Ch. 14 (27): Richard and his followers arrive at the Diamond of the Desert where the duel is to take place. Saladin demonstrates his skill with a scimitar before revealing that he was El Hakim. De Vaux indicates to the King that Kenneth is ready to act as champion, and Edith that she has no particular interest in him.

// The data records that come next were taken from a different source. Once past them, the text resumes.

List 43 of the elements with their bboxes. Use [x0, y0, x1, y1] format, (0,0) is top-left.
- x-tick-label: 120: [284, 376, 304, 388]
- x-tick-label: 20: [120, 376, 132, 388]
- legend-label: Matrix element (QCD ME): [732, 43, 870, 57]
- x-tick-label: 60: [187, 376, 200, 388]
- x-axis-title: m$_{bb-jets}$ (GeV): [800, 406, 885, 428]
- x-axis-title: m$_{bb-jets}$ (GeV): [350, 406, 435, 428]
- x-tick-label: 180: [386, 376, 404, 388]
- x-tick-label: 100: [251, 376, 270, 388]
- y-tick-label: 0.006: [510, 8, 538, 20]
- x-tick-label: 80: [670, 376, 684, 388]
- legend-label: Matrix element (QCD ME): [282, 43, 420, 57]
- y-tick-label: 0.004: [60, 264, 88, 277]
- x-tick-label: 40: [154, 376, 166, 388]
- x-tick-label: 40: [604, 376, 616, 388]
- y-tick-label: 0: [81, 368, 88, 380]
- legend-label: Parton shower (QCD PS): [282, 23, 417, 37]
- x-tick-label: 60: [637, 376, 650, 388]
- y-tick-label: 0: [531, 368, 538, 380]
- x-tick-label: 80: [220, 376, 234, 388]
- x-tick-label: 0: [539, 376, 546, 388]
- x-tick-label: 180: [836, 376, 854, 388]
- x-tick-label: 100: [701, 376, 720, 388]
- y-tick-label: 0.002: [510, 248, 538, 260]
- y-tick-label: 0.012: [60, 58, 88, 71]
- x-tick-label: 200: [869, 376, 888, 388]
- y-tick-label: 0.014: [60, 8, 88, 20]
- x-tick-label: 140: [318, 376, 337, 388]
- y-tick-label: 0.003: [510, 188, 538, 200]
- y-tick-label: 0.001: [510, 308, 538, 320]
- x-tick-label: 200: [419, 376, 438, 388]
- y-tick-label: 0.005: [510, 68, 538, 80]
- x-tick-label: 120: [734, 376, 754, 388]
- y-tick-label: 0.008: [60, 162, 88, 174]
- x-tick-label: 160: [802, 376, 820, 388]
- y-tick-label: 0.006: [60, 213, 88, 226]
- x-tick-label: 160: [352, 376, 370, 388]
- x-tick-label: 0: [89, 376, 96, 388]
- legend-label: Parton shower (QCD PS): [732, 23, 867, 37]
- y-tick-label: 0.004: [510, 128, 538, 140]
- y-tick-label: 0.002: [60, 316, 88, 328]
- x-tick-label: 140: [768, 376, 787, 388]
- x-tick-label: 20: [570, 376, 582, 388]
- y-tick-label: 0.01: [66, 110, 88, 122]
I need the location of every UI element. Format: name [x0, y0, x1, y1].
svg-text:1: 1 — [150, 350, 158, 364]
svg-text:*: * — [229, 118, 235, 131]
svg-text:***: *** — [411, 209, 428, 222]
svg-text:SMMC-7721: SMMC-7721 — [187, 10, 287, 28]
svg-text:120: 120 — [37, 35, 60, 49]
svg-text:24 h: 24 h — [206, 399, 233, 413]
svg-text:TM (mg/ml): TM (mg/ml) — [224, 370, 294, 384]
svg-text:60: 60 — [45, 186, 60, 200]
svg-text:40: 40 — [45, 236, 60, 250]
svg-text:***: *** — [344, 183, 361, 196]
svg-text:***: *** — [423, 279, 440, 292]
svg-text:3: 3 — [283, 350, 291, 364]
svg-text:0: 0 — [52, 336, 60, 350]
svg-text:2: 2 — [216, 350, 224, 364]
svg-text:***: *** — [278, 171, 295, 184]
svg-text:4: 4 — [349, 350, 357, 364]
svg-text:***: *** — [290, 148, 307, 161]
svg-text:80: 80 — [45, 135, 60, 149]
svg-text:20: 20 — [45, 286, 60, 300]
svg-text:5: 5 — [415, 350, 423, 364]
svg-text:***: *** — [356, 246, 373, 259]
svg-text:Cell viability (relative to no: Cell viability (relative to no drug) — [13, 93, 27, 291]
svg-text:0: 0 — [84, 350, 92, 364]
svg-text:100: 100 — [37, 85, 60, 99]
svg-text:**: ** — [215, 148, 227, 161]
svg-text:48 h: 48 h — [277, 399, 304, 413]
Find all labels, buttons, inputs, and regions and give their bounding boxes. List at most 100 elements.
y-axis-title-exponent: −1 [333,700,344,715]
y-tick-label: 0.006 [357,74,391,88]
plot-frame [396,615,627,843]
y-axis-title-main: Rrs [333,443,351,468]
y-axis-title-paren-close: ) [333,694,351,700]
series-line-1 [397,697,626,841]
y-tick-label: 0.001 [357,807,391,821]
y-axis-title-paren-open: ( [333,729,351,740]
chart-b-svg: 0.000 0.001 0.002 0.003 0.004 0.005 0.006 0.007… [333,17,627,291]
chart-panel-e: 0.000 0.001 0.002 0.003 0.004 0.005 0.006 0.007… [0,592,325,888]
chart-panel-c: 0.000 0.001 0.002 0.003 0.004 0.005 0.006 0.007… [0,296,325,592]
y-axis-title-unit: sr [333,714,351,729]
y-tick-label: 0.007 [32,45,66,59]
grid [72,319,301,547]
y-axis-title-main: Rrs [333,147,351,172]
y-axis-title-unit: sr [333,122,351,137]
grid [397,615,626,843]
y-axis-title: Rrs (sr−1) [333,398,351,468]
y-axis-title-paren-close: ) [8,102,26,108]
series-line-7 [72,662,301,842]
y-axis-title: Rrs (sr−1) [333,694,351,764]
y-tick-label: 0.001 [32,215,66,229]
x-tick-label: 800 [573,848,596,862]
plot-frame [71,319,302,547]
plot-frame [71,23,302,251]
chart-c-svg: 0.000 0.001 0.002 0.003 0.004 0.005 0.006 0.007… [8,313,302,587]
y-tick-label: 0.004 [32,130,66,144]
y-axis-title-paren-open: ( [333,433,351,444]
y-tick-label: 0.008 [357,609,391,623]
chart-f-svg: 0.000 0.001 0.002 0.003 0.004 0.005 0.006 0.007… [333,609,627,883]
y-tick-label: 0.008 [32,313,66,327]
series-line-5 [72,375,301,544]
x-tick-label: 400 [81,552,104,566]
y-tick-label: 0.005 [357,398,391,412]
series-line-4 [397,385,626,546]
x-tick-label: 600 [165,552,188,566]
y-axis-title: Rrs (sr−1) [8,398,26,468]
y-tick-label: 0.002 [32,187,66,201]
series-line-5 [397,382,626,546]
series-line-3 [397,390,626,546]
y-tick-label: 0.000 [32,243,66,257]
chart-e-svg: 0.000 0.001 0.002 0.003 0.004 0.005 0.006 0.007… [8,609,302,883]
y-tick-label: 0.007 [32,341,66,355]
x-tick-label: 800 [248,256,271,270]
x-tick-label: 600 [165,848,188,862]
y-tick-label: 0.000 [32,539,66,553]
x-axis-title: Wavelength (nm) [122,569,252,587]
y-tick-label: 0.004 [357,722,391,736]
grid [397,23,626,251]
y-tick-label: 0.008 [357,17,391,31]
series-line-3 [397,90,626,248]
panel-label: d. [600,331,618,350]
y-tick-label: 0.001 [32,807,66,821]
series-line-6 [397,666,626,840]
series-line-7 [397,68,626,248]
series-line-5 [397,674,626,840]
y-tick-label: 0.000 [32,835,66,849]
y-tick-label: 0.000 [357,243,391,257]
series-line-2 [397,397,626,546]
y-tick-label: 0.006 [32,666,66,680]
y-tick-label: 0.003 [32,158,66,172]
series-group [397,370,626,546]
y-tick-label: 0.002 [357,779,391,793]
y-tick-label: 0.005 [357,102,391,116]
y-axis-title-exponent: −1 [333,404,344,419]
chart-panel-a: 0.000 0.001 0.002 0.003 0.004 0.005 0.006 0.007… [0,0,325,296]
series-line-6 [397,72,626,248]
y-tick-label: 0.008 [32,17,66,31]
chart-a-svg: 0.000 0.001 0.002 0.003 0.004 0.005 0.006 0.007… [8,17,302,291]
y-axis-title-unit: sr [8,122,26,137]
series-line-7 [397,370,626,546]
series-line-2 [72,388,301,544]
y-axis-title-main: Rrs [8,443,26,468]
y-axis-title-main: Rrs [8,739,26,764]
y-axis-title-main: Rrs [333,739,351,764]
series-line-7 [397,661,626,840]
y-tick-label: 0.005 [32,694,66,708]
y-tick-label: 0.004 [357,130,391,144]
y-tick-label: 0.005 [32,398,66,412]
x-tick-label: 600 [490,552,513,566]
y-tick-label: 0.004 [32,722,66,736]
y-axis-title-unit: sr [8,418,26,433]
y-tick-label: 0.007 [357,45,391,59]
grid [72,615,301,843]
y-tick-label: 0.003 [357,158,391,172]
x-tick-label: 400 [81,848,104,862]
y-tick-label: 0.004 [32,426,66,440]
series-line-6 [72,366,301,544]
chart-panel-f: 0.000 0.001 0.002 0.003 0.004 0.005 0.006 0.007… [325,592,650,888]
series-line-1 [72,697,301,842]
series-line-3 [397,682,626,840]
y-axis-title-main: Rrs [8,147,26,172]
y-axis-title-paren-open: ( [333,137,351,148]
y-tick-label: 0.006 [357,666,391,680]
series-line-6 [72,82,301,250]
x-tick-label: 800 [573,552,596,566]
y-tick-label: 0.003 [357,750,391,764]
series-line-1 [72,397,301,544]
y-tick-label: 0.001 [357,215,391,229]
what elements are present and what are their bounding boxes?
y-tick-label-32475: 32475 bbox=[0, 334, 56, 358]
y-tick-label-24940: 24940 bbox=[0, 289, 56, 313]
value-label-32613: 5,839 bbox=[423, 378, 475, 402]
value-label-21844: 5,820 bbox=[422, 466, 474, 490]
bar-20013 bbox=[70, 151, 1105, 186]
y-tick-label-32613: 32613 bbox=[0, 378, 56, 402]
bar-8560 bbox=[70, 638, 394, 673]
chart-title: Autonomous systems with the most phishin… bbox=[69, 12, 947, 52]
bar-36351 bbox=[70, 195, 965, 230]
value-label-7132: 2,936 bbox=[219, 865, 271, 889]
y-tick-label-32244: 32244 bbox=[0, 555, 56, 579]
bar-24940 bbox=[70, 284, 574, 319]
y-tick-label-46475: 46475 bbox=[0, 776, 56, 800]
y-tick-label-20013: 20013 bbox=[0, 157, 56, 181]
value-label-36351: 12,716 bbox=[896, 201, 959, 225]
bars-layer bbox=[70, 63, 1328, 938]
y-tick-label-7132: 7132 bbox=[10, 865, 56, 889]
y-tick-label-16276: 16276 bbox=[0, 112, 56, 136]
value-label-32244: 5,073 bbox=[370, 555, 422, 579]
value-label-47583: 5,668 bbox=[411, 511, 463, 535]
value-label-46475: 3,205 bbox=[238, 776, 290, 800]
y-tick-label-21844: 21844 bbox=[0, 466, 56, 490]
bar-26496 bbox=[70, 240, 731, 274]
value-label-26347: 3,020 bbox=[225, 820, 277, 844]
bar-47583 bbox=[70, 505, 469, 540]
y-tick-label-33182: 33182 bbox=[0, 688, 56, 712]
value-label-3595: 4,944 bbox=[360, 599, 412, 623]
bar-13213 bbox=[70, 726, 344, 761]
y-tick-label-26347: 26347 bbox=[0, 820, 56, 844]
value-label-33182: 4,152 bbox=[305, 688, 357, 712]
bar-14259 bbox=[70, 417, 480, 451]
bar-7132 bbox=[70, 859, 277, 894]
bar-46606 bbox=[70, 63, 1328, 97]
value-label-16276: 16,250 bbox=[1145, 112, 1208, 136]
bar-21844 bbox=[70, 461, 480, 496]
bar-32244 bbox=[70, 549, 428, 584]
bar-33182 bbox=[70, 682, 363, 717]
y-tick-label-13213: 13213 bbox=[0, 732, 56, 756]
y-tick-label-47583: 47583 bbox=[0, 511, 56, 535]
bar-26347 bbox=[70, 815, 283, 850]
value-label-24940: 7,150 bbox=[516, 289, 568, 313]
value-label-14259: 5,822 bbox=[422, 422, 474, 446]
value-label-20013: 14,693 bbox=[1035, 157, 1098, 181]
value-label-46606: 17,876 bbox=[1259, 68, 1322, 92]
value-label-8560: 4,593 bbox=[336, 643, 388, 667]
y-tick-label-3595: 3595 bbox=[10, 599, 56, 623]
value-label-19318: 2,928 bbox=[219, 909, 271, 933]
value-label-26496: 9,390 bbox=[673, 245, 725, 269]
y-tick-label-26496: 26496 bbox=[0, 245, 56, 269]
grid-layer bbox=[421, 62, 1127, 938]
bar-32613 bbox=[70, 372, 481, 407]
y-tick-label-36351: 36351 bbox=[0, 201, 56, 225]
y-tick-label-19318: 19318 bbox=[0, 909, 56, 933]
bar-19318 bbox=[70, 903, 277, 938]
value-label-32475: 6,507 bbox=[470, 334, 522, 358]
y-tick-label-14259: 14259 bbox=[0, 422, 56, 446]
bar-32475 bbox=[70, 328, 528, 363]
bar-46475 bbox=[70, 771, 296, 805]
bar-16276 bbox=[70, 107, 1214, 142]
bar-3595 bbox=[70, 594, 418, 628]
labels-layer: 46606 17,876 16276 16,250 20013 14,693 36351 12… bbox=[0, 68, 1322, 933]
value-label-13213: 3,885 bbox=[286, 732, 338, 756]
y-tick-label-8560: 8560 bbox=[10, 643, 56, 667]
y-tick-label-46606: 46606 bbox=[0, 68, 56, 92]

Ch. 15 (28): Preparations are made for the combat, and Amaury tries to stiffen Conrade's resolve. Kenneth defeats him and Richard announces he has discovered the Scot to be the Earl of Huntingdon. Amaury kills Conrade to prevent him from revealing his own treachery, leading Saladin to kill him in turn. Saladin's sense of his responsibility as a ruler leads him to decline Richard's impetuous offer of a combat. Huntingdon and Edith marry, Saladin sending them the talisman as a gift.

==Reception==
Only a handful of reviewers dissented from the overwhelmingly enthusiastic reception of The Talisman. It was generally ranked among the best of the Waverley novels, with admiration of its dazzling richness and high colouring. The plot was skilfully conducted, and the characters well discriminated and interesting, with Richard and Saladin outstandingly complex, and Edith and De Vaux both impressive. The small number of objectors tended to find the work extravagant and theatrical in a bad sense.

==Film and television==
The 1954 Cinemascope film King Richard and the Crusaders was based on The Talisman. In 1980 BBC adapted the novel to a miniseries directed by Richard Bramall. The 2005 epic film Kingdom of Heaven, directed by Sir Ridley Scott and starring Orlando Bloom, Liam Neeson and Edward Norton, while set in an earlier period, took part of its plot from The Talisman.

==Legacy==
In September 1956, British Railways named the 10 o'clock London King's Cross to Edinburgh Waverley non-stop express train The Talisman.